To be honest, Mark is fortunate in this situation. Most often when there are wide disconnects involving international teams, the issues go undetected or misinterpreted as personality conflicts or regions going rogue. As Product Marketers, we often get caught in the middle of wider challenges. As such, we have a valuable role to play in helping to better define the core issues and get teams moving together in the right directions. Here’s where to start:
GET REALLY CURIOUS
Most Product Marketers are insatiably curious. International operations is a key place to apply that trait. As a new employee, Mark can set meetings with central team and international teams to introduce his role and to ask questions about expectations and assumptions related to the company’s international business. What he’s likely to find is that expectations are currently not aligned and relationships between key leaders are strained.

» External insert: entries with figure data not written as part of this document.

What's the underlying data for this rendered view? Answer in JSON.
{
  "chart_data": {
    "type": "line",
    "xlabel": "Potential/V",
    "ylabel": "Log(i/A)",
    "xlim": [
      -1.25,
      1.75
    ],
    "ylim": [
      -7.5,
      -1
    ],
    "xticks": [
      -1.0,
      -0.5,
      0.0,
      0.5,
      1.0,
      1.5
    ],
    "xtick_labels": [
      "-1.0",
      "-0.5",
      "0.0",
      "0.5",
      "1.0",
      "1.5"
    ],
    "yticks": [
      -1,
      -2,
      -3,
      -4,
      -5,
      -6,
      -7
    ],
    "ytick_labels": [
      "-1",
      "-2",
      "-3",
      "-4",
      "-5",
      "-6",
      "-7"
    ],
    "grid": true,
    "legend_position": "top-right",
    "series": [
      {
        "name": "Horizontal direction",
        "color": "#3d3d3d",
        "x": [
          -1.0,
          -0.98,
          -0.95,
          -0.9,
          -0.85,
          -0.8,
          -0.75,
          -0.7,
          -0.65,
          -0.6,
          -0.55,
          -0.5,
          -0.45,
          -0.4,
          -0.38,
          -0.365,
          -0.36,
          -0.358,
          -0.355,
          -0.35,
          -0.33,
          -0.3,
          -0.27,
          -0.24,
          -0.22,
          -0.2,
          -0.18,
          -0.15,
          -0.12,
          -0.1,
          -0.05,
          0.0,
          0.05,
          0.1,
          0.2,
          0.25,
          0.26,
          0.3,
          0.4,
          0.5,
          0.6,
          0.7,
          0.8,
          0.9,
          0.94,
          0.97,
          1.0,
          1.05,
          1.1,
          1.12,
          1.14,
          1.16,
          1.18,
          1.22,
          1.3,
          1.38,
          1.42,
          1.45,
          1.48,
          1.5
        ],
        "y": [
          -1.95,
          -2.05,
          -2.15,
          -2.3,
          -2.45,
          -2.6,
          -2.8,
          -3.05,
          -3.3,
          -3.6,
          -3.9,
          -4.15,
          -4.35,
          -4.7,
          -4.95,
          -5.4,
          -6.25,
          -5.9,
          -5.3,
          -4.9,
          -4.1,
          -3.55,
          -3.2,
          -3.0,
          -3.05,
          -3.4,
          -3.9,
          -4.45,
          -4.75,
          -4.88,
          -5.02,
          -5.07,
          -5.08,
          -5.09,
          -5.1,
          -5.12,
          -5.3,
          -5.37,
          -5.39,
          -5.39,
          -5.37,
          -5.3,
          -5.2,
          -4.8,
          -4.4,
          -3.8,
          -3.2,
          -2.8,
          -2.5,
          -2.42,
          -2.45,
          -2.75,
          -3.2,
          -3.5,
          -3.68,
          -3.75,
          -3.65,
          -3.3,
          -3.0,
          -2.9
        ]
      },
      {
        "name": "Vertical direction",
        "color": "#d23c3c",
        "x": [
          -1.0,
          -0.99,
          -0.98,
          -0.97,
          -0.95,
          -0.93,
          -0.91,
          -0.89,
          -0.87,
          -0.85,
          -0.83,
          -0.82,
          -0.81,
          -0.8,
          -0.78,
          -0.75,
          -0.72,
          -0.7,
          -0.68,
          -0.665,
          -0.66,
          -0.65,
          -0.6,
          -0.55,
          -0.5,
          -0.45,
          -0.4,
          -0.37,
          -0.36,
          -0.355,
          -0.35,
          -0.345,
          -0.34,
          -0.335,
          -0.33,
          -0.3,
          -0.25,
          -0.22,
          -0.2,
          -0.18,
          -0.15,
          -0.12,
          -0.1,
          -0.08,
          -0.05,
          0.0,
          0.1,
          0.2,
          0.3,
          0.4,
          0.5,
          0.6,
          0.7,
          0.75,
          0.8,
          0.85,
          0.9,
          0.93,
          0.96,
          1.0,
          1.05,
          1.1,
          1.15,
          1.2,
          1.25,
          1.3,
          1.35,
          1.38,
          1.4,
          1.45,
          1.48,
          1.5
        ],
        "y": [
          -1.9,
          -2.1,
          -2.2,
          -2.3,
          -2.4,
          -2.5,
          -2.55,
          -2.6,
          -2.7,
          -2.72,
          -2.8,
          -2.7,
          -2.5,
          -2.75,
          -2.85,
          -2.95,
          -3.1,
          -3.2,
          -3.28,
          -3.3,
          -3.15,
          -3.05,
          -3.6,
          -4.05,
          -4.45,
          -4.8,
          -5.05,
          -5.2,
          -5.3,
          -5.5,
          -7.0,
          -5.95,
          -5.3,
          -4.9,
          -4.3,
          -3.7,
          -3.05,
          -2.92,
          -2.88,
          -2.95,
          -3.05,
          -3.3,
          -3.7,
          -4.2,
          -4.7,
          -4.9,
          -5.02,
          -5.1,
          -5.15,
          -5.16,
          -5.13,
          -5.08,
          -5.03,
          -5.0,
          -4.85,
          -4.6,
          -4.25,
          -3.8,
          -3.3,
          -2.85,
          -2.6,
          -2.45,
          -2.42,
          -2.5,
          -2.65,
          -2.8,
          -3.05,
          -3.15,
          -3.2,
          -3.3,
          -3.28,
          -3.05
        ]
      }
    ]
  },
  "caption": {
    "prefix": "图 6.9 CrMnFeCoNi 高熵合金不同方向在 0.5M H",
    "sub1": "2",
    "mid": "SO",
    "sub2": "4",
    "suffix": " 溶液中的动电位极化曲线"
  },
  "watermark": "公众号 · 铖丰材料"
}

Since Mark is new to international markets, he will want to find out all he can about determining the balance point between Global and Local tasks. There’s no “one-size-fits-all” answer for this. But it will be critical to define ahead of any global GTM process.
BUILD RELATIONSHIPS TO LAST
Americans tend to extend trust quickly in business to others, only to pull back if they feel later that the trust was broken. Most of the rest of the world is much slower to trust, building over time based on consistent interactions. As a Product Marketer, it’s critical to invest in these international relationships both in and outside the company at a deeper level than you would in the U.S.. Visit foreign counterparts if you can. The upside is that these relationships will often continue long after the project and even the job.
EXPERIMENT AND TAKE LEARNINGS FORWARD
Through Mark’s conversations with stakeholders, he’s likely to find both individual regional nuances and some common themes across the company. Global product launches provide a great opportunity to test new approaches, since most launches need to roll out in phases. Mark can take any new insights he’s learned to try out new approaches and challenge some of the company’s assumptions that he suspects aren’t actually true. Savvy product marketers take learnings from any market and looks for places where the fuller company can benefit!
While off to a bit of a rough start, Mark’s unique position as a product marketer lets him ask the tough questions and uncover misunderstandings, hidden market potential, and barriers to growth. While international markets are often more diverse and complex than a single home market, the learnings that can be applied throughout tends to make global companies more competitive in the long run.